These are the key concepts you need to understand to accurately answer the question.

Rank theorem
The Rank Theorem is a fundamental concept that links the rank of the Jacobian matrix of a function to local behavior in terms of coordinates. When we say a point is noncritical, it means the gradient (or derivative) of the function at that point is non-zero. If the gradient is non-zero, the rank of the Jacobian matrix at that point is maximized.

This theorem assures us that locally around such noncritical points, we can choose new coordinates (often called curvilinear coordinates) in which the function behaves more simply. These new coordinates are constructed by a smooth transformation that is one-to-one and invertible. Therefore, the Rank Theorem not only helps in simplifying the function locally but also guarantees the existence of these new, simpler coordinate systems. In practical applications, this can ease complex calculations and analysis within mathematical models.
Implicit function theorem
The Implicit Function Theorem is immensely useful when dealing with functions and constraints. Essentially, it provides conditions under which a relation defined implicitly by an equation can be solved for one variable as a function of others. When a function \( F(x, y) \) satisfies certain conditions, the theorem states that locally around a point, you can solve for one variable in terms of others.

One key condition for the theorem to hold is that the partial derivative (often called the gradient in this context) with respect to the variable you want to solve for should be non-zero.
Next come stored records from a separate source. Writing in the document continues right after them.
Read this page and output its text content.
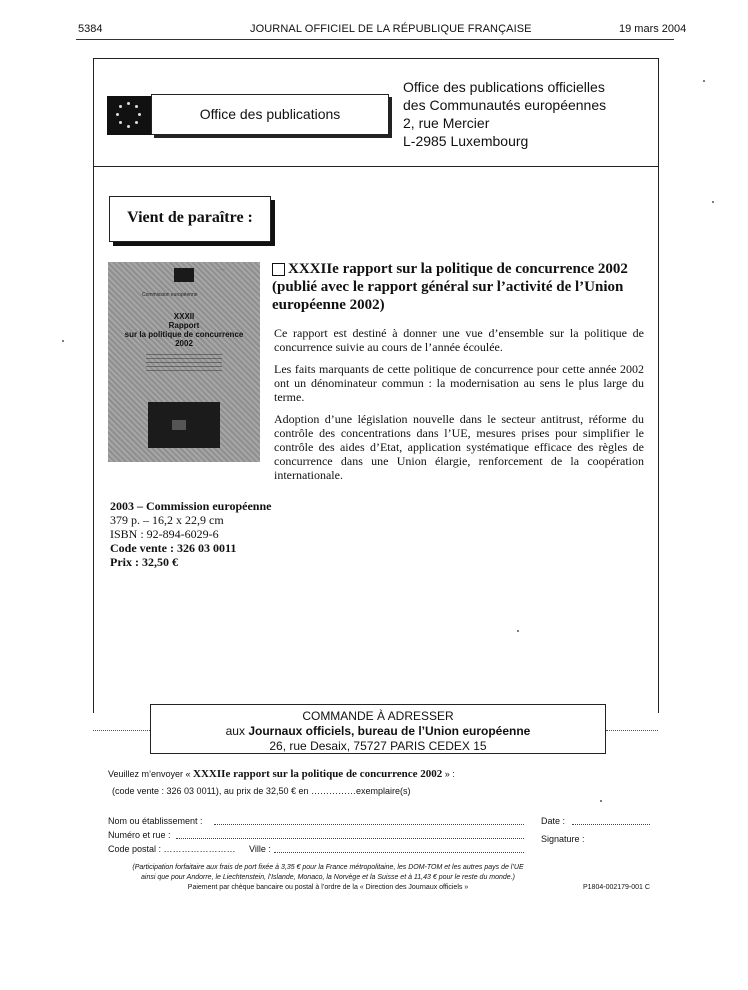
5384	JOURNAL OFFICIEL DE LA RÉPUBLIQUE FRANÇAISE	19 mars 2004
Office des publications
Office des publications officielles
des Communautés européennes
2, rue Mercier
L-2985 Luxembourg
Vient de paraître :
…
Commission européenne
XXXII
Rapport
sur la politique de concurrence
2002
2003 – Commission européenne
379 p. – 16,2 x 22,9 cm
ISBN : 92-894-6029-6
Code vente : 326 03 0011
Prix : 32,50 €
XXXIIe rapport sur la politique de concurrence 2002
(publié avec le rapport général sur l’activité de l’Union européenne 2002)

Ce rapport est destiné à donner une vue d’ensemble sur la politique de concurrence suivie au cours de l’année écoulée.

Les faits marquants de cette politique de concurrence pour cette année 2002 ont un dénominateur commun : la modernisation au sens le plus large du terme.

Adoption d’une législation nouvelle dans le secteur antitrust, réforme du contrôle des concentrations dans l’UE, mesures prises pour simplifier le contrôle des aides d’Etat, application systématique efficace des règles de concurrence dans une Union élargie, renforcement de la coopération internationale.

COMMANDE À ADRESSER
aux Journaux officiels, bureau de l’Union européenne
26, rue Desaix, 75727 PARIS CEDEX 15
Veuillez m’envoyer « XXXIIe rapport sur la politique de concurrence 2002 » :
(code vente : 326 03 0011), au prix de 32,50 € en ……………exemplaire(s)
Nom ou établissement :
Numéro et rue :
Code postal : …………………… Ville :
Date :
Signature :
(Participation forfaitaire aux frais de port fixée à 3,35 € pour la France métropolitaine, les DOM-TOM et les autres pays de l’UE
ainsi que pour Andorre, le Liechtenstein, l’Islande, Monaco, la Norvège et la Suisse et à 11,43 € pour le reste du monde.)
Paiement par chèque bancaire ou postal à l’ordre de la « Direction des Journaux officiels »	P1804-002179-001 C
In the context of the exercise, this means ensuring that the gradient of some function \( \varphi \) is not zero, allowing it to act similarly to an implicit function. This theorem aids in concluding relationships where variables depend implicitly on one another, proving invaluable in many geometry and optimization problems.
Coordinate transformation
Coordinate transformation involves changing from one set of variables to another, similar to translating a graph onto different axes. It's a powerful tool when working with curves and surfaces, allowing them to be treated under simpler or more intuitive settings. In the context of smooth functions, this transformation often aims to make a function simpler by setting its constraints in a new coordinate system.

When dealing with a point like \( x_0 \) in the exercise, where transformations simplify a function by translating \( F(x) = F(x_0) \) to \( \xi^m = 0 \), it highlights the elegance of transforming coordinates. This simplification comes from the local nature of transformations around the chosen point, ensuring we can perceive complicated configuration into more manageable coordinate frameworks, leading to easier analysis and computation. Such transformations are exploited in many areas, from physics to engineering.
Gradient
In mathematics, the gradient of a function gives a vector defining the direction and rate of fastest increase of that function. You can think of it like arrows on a topographic map pointing to the steepest ascent.

If you have a function \( F: \mathbb{R}^m \rightarrow \mathbb{R} \), the gradient at a point is a vector of partial derivatives, noted as \( abla F \). This gradient being non-zero signifies a noncritical point, which plays a crucial role in differentiating between local behaviors of functions. When the gradient points in a certain direction, it means any tiny step in that direction changes the functional value the most. Using gradients, not only can we find maximum or minimum values of functions (important in optimization problems), but we can also confirm non-degeneracy in transformations. The presence of a non-zero gradient is particularly essential for implying the Rank Theorem and the Implicit Function Theorem.
Curvilinear coordinates
Curvilinear coordinates are a specialized coordinate system where the coordinate lines may be curved. Unlike Cartesian coordinates, which line up on perpendicular grids, curvilinear coordinates can bend to encompass curved spaces or functions more naturally.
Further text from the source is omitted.